Culture: Religion, manners, fashion, music, humor, sexuality, child rearing

Science and technology: Best practices, new directions in research. Just because this is literal information exchange doesn’t de-meme it, this has a huge impact. Exposure changes behavior. In a “hundredth monkey” fashion.

Political, emotional and atmospheric : For example – raising the war alarms through the hive till a critical mass is reached. This happens literally word of mouth in ants. They spread the chemical of alarm and war, at the tipping point they surge. Spreading the various core ideas, i.e.  “Save our culture” or “Invading strangers!”. There are also positive emotion memes.
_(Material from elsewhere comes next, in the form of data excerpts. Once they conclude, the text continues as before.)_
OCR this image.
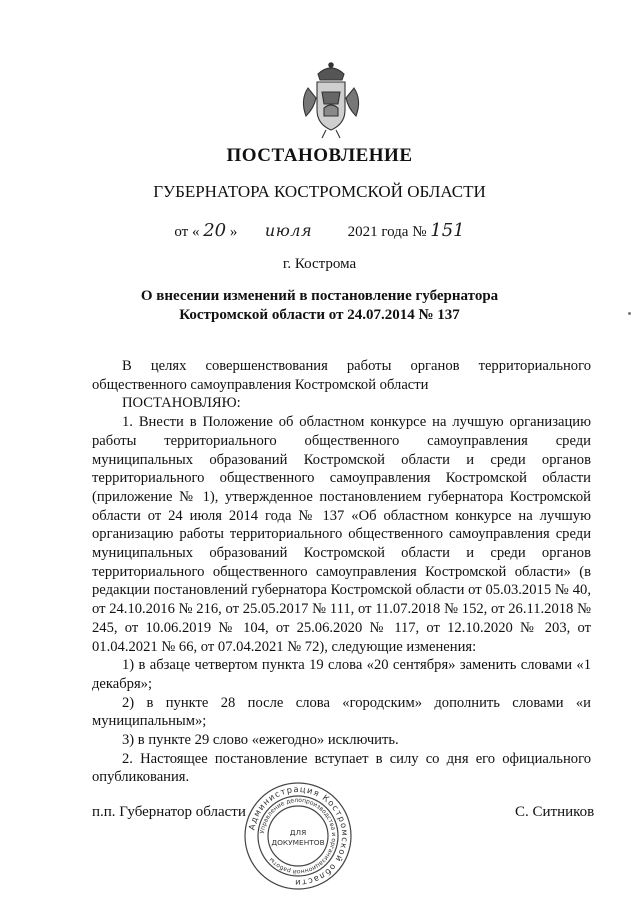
ПОСТАНОВЛЕНИЕ
ГУБЕРНАТОРА КОСТРОМСКОЙ ОБЛАСТИ
от « 20 » июля 2021 года № 151
г. Кострома
О внесении изменений в постановление губернатора
Костромской области от 24.07.2014 № 137

В целях совершенствования работы органов территориального общественного самоуправления Костромской области

ПОСТАНОВЛЯЮ:

1. Внести в Положение об областном конкурсе на лучшую организацию работы территориального общественного самоуправления среди муниципальных образований Костромской области и среди органов территориального общественного самоуправления Костромской области (приложение № 1), утвержденное постановлением губернатора Костромской области от 24 июля 2014 года № 137 «Об областном конкурсе на лучшую организацию работы территориального общественного самоуправления среди муниципальных образований Костромской области и среди органов территориального общественного самоуправления Костромской области» (в редакции постановлений губернатора Костромской области от 05.03.2015 № 40, от 24.10.2016 № 216, от 25.05.2017 № 111, от 11.07.2018 № 152, от 26.11.2018 № 245, от 10.06.2019 № 104, от 25.06.2020 № 117, от 12.10.2020 № 203, от 01.04.2021 № 66, от 07.04.2021 № 72), следующие изменения:

1) в абзаце четвертом пункта 19 слова «20 сентября» заменить словами «1 декабря»;

2) в пункте 28 после слова «городским» дополнить словами «и муниципальным»;

3) в пункте 29 слово «ежегодно» исключить.

2. Настоящее постановление вступает в силу со дня его официального опубликования.

п.п. Губернатор области	С. Ситников
Администрация Костромской области
Управление делопроизводства и организационной работы
ДЛЯ
ДОКУМЕНТОВ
Mores and philosophy: Think of how often you see horror stories about the way people are treated. It’s all of us considering a situation and helping to establish a normal response to it. Usually moral outrage is the correct answer but I’m not mocking it. I think it’s critical to establishing a broad moral common ground where cruelty recorded results in a billion pointing fingers.

Literature and folklore: Why are almost all stories easily classified in a genre? Why have some fairy tales survived for 6000 years and others replicate spontaneously impossible distances from each other? How do those weird rhymes and stories of childhood remain alive like a bacterial colony around elementary schools? Why do goofy stories of gross things, celebrities, etc. Form and spread on the web?
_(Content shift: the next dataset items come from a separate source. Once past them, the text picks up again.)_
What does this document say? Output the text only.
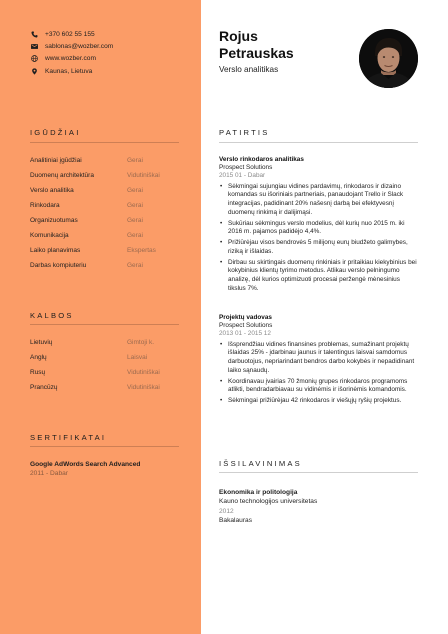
+370 602 55 155
sablonas@wozber.com
www.wozber.com
Kaunas, Lietuva
IGŪDŽIAI
Analitiniai įgūdžiai	Gerai
Duomenų architektūra	Vidutiniškai
Verslo analitika	Gerai
Rinkodara	Gerai
Organizuotumas	Gerai
Komunikacija	Gerai
Laiko planavimas	Ekspertas
Darbas kompiuteriu	Gerai
KALBOS
Lietuvių	Gimtoji k.
Anglų	Laisvai
Rusų	Vidutiniškai
Prancūzų	Vidutiniškai
SERTIFIKATAI
Google AdWords Search Advanced
2011 - Dabar
Rojus
Petrauskas
Verslo analitikas
PATIRTIS
Verslo rinkodaros analitikas
Prospect Solutions
2015 01 - Dabar
• Sėkmingai sujungiau vidines pardavimų, rinkodaros ir dizaino komandas su išoriniais partneriais, panaudojant Trello ir Slack integracijas, padidinant 20% našesnį darbą bei efektyvesnį duomenų rinkimą ir dalijimąsi.
• Sukūriau sėkmingus verslo modelius, dėl kurių nuo 2015 m. iki 2016 m. pajamos padidėjo 4,4%.
• Prižiūrėjau visos bendrovės 5 milijonų eurų biudžeto galimybes, riziką ir išlaidas.
• Dirbau su skirtingais duomenų rinkiniais ir pritaikiau kiekybinius bei kokybinius klientų tyrimo metodus. Atlikau verslo pelningumo analizę, dėl kurios optimizuoti procesai peržengė mėnesinius tikslus 7%.
Projektų vadovas
Prospect Solutions
2013 01 - 2015 12
• Išsprendžiau vidines finansines problemas, sumažinant projektų išlaidas 25% - įdarbinau jaunus ir talentingus laisvai samdomus darbuotojus, nepriarindant bendros darbo kokybės ir nepadidinant laiko sąnaudų.
• Koordinavau įvairias 70 žmonių grupes rinkodaros programoms atlikti, bendradarbiavau su vidinėmis ir išorinėmis komandomis.
• Sėkmingai prižiūrėjau 42 rinkodaros ir viešųjų ryšių projektus.
IŠSILAVINIMAS
Ekonomika ir politologija
Kauno technologijos universitetas
2012
Bakalauras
One thing that isn’t so obvious is the way that our technology changes the nature and power of memes. Every new tool of communication broadcasts memes in a way different from the previous ones. Newspapers, movies, radio, television and internet. Every one of these communicates at a different frequency in terms of our vulnerability to it. They reach different parts of our minds, hearts and guts. They also have different levels of viral load (meme density) and infectivity (how contagious, “catchy”). The internet as a vector scaled up infectivity and the viral load by a factor it’s hard to even imagine… because it democratized mass media memes and we all began creating, sharing and modifying messages for humanity at large. This behavior itself is extremely contagious. Each time a meme is passed on it is done by an individual but as technology has changed us and our ways of communicating it is no longer a single person receiving the meme. We can visualize people hitting POST and sending a wave rippling across oceans of individuals, then a chain reaction rippling outward from THOSE recipients.

I Can Haz Dopamine?

Honeybees swarm and choose a location to build a hive through a kind bottom up voting. Neuroscientists think our brains act like this too, with our decision making directed by a swarm effect  of little elements of mind triggering a choice. Picture sharing is a simple process and completely democratic. Once posted, whatever rises to the top has been bucket-brigaded along on its own merits. The classic silly images we most often think of as “internet memes” are the swarm brain of the internet having thoughts. Why are they funny? That is the swarm brain of the internet experiencing a drop of “dopamine” and feeling pleasure. Then it wants more. We are the individual neurons acting in clouds of millions. It’s not surprising that funny stuff makes this trip more easily than serious stuff. It didn’t get stuck in polarizing filters along the way. And if this IS the big internet brain having a thought it literally mirrors our brains; distracted from serious things and just dicking around.  It’s a kind of Darwinian selection where humor wins over more serious issues because it’s pleasurable and we’d rather be pleased than stressed out.

What next?

Memes may play a big part in establishing an eventual global culture if the standard internet technology scales up the quality and intensity of  human to human contact, moving from mostly reading letters on screens to a more intimate and immersive experience, our meme mechanism will begin generating global cultural norms in a way more reminiscent of village or tribe life, globally face to face.